Fractional programming (FP) plays an important role in information science because of the Cramer-Rao bound,the Fisher information, and the signal-to-interference-plus-noise ratio (SINR). A state-of-the-art method called the quadratic transform has been extensively used to address the FP problems. This work aims to accelerate the quadratic transform-based iterative optimization via gradient projection and extrapolation. The main contributions of this work are three-fold. First, we relate the quadratic transform to the gradient projection, thereby eliminating the matrix inverse operation from the iterative optimization; our result generalizes the weighted sum-of-rates (WSR) maximization algorithm in [1] to a wide range of FP problems. Second, based on this connection to gradient projection, we incorporate Nesterov's extrapolation strategy [2] into the quadratic transform so as to accelerate the convergence of the iterative optimization.

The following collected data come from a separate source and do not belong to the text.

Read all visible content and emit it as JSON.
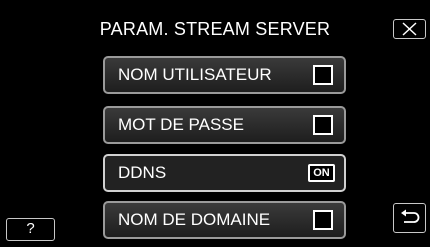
{
  "header": {
    "title": "PARAM. STREAM SERVER",
    "close_icon": "close-icon"
  },
  "menu": {
    "items": [
      {
        "label": "NOM UTILISATEUR",
        "control": "checkbox",
        "checked": false
      },
      {
        "label": "MOT DE PASSE",
        "control": "checkbox",
        "checked": false
      },
      {
        "label": "DDNS",
        "control": "badge",
        "value": "ON"
      },
      {
        "label": "NOM DE DOMAINE",
        "control": "checkbox",
        "checked": false
      }
    ]
  },
  "footer": {
    "help_label": "?",
    "back_icon": "back-arrow-icon"
  },
  "colors": {
    "background": "#000000",
    "button_border": "#9a9a9a",
    "text": "#ffffff"
  }
}
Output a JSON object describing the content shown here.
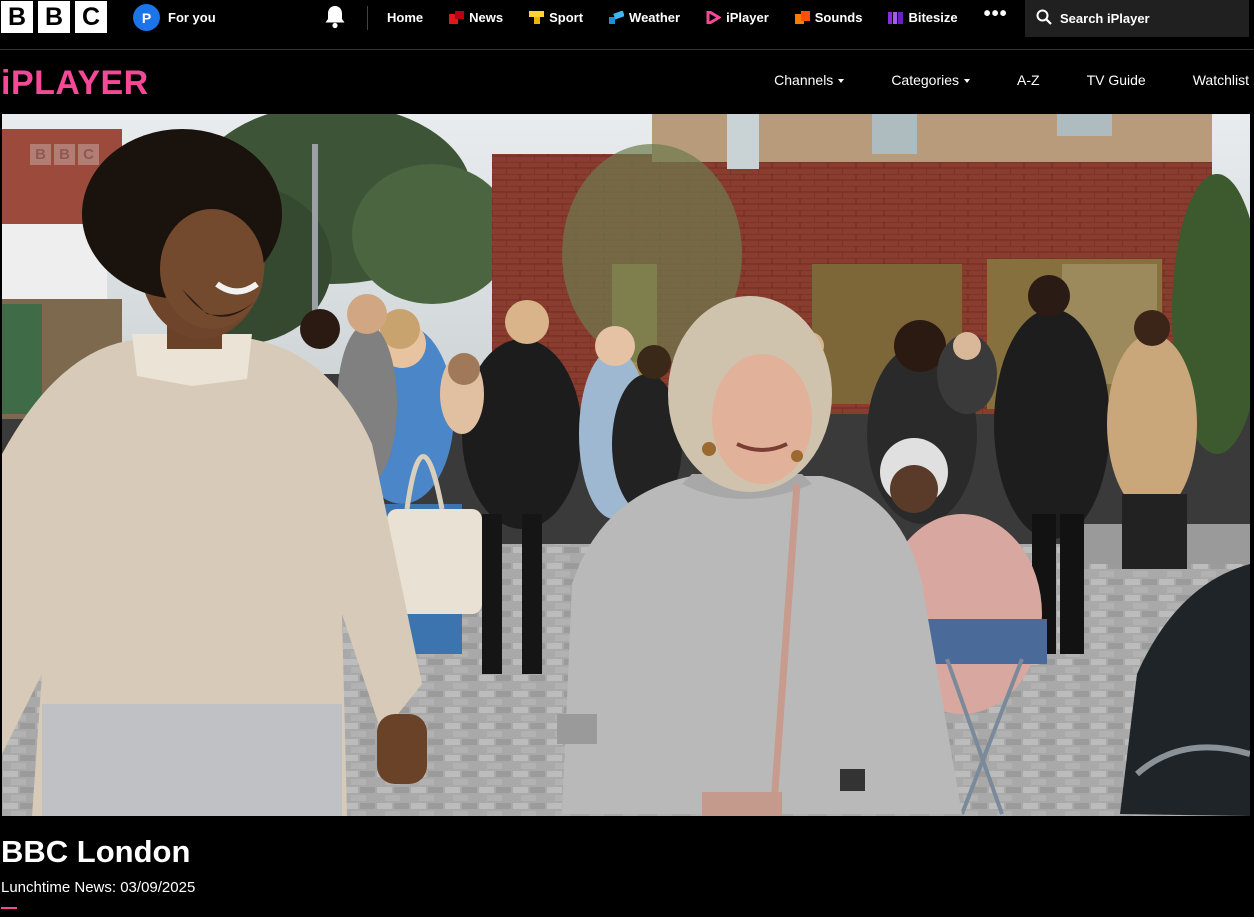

Third, from a minorization-maximization (MM) point of view, we examine the convergence rates of the conventional quadratic transform methods--which include the weighted minimum mean square error (WMMSE) algorithm as a special case--and the proposed accelerated ones. Moreover, we illustrate the practical use of the accelerated quadratic transform in two popular application cases of future wireless networks: (i) integrated sensing and communication (ISAC) and (ii) massive multiple-input multiple-output (MIMO).

翻译：分数规划（FP）在信息科学中扮演重要角色，这得益于克拉美-罗界、费雪信息以及信干噪比（SINR）。一种称为二次变换的先进方法已被广泛用于解决FP问题。本文旨在通过梯度投影和外推法加速基于二次变换的迭代优化。本文的主要贡献有三个方面：首先，我们将二次变换与梯度投影联系起来，从而消除迭代优化中的矩阵求逆运算；我们的结果将[1]中的加权和速率（WSR）最大化算法推广到更广泛的FP问题。其次，基于这种与梯度投影的关联，我们将Nesterov的外推策略[2]引入二次变换，以加速迭代优化的收敛。第三，从极小化-最大化（MM）的角度，我们考察了传统二次变换方法（其中加权最小均方误差（WMMSE）算法是其特例）以及所提出的加速方法的收敛速率。此外，我们还在未来无线网络的两个典型应用场景中展示了加速二次变换的实际应用：（i）集成感知与通信（ISAC）和（ii）大规模多输入多输出（MIMO）。